The built-in Gradle tasks cover basic packaging needs:
- Creation of MSI files or NSIS installer EXEs for Windows, signed app bundles for macOS and DEB/RPM packages for Linux.
- Bundling of the JVM using
jlink
. - Customization of packaging options on each OS.
Conveyor (docs) is a tool available for download from Hydraulic. It integrates with the Compose Gradle plugin and is useful if you want any of the following things:
- Online updates. The Compose plugin creates packages that users must update manually by reinstalling. Conveyor generates packages that can silently update themselves in the background on Windows/macOS, or which use apt/etc on Linux.
- Cross-building.
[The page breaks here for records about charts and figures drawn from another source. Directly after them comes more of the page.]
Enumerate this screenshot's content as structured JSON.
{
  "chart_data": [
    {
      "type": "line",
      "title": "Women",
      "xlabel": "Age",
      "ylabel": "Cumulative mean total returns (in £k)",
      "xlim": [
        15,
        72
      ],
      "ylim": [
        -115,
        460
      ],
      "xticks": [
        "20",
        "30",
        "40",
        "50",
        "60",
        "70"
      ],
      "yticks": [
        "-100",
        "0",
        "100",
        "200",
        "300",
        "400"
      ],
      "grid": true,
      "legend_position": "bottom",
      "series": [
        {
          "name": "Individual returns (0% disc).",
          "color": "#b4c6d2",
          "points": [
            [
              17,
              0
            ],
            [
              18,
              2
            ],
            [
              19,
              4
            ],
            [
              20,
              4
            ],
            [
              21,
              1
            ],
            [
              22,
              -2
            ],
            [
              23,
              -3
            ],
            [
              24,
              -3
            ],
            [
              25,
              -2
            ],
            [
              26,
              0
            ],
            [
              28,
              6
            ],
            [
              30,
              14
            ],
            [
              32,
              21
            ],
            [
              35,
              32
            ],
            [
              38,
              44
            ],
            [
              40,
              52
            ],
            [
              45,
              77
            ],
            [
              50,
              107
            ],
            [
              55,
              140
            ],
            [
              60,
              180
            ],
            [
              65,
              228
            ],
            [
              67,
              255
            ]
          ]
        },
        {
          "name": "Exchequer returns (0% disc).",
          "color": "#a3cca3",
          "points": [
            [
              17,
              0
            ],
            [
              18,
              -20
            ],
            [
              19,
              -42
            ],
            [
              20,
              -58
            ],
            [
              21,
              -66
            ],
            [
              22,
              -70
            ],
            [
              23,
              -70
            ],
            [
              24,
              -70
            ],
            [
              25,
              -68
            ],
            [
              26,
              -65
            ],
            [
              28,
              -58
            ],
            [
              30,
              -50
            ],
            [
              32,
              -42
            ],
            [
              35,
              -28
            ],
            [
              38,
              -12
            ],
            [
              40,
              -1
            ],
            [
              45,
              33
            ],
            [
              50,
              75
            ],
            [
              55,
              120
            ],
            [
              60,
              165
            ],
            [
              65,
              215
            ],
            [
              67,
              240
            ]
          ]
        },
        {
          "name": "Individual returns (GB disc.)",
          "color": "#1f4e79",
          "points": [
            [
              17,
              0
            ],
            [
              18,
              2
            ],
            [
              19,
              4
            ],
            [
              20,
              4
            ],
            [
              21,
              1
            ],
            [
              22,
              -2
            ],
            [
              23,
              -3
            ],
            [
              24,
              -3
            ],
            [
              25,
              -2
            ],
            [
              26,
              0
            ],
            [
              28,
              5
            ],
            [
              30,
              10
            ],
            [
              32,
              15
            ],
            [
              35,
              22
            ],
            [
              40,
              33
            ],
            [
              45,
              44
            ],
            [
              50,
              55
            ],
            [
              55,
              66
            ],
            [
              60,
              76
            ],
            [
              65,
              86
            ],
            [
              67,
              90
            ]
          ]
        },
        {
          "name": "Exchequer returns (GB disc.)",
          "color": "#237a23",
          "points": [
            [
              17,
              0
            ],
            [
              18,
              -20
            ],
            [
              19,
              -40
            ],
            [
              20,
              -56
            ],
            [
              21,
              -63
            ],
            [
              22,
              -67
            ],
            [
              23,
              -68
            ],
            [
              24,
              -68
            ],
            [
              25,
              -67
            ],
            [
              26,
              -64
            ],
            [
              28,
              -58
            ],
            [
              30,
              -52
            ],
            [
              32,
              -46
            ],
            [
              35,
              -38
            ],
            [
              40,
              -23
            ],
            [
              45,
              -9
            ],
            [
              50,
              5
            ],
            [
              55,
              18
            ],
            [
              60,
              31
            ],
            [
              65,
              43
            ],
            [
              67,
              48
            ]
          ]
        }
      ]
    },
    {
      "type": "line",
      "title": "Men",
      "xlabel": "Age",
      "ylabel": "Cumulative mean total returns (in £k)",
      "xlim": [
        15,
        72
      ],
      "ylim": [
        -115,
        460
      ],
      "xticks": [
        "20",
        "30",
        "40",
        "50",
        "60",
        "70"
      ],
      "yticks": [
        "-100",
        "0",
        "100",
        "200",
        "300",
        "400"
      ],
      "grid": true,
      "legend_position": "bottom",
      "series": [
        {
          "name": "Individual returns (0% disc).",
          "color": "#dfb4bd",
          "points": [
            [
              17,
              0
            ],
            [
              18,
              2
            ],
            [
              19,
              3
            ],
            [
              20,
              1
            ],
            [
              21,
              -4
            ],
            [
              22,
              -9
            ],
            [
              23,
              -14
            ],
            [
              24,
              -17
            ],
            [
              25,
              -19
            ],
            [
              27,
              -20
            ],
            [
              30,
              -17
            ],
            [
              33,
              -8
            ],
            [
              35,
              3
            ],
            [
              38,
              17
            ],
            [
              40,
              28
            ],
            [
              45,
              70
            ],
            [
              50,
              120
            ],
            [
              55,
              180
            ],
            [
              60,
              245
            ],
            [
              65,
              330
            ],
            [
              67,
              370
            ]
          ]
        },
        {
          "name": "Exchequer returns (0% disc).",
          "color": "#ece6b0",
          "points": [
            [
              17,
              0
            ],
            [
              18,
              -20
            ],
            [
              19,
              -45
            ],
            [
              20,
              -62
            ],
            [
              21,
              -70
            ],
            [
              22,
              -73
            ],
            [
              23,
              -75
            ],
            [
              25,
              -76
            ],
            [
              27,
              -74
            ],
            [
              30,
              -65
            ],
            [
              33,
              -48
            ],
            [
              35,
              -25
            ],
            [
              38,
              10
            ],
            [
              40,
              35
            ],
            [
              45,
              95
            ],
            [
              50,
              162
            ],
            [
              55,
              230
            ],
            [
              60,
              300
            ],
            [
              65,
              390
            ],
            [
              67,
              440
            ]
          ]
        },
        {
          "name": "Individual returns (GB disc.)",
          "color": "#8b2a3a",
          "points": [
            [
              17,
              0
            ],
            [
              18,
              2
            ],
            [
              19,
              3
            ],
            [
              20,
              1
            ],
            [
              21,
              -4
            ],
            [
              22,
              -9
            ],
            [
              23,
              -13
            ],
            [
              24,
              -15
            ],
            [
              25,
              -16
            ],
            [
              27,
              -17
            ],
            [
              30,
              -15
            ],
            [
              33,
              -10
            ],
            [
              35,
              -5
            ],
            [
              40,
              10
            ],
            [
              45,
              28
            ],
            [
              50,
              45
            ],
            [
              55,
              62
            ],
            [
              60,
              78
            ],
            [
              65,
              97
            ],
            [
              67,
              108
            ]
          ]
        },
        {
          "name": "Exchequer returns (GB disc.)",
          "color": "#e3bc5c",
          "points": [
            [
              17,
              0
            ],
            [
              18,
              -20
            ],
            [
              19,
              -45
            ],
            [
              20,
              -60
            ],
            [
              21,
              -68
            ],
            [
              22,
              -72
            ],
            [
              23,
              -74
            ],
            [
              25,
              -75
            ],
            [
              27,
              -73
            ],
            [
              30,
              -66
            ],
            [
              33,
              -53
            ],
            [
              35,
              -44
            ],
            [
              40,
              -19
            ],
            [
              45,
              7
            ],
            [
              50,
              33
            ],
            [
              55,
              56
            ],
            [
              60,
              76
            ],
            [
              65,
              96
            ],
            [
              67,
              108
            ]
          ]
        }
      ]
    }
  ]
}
Creation, signing and notarization of packages for all supported targets from any OS (e.g. your developer laptop, a CI machine). The built-in tasks must be run from each OS you target.
- Self-signed packages. These don't require you to purchase signing certificates, but require the user to copy/paste terminal commands.
- Download pages. Generated static HTML that detects the user's OS and CPU architecture (example).
- Icon conversion. The built in tasks require you to convert icons to platform specific formats manually.
- Size optimization.
jdeps
is used to shrink the download by stripping unused JDK modules. - Accessibility. Automatic support for screen readers is added using the Java Accessibility Bridge.
- Happy IT departments. Conveyor uses MSIX, Microsoft's current-gen Windows 10/11 packaging system, which is deeply integrated with Windows network admin tools.
- CLI support. Supplementary command line tools included with your package.
- Commercial support.
This isn't a complete list of features, we suggest checking their docs to see what's available. It's free for open source projects, but after the introductory period ends it will require a license for commercial projects (see their pricing page for details).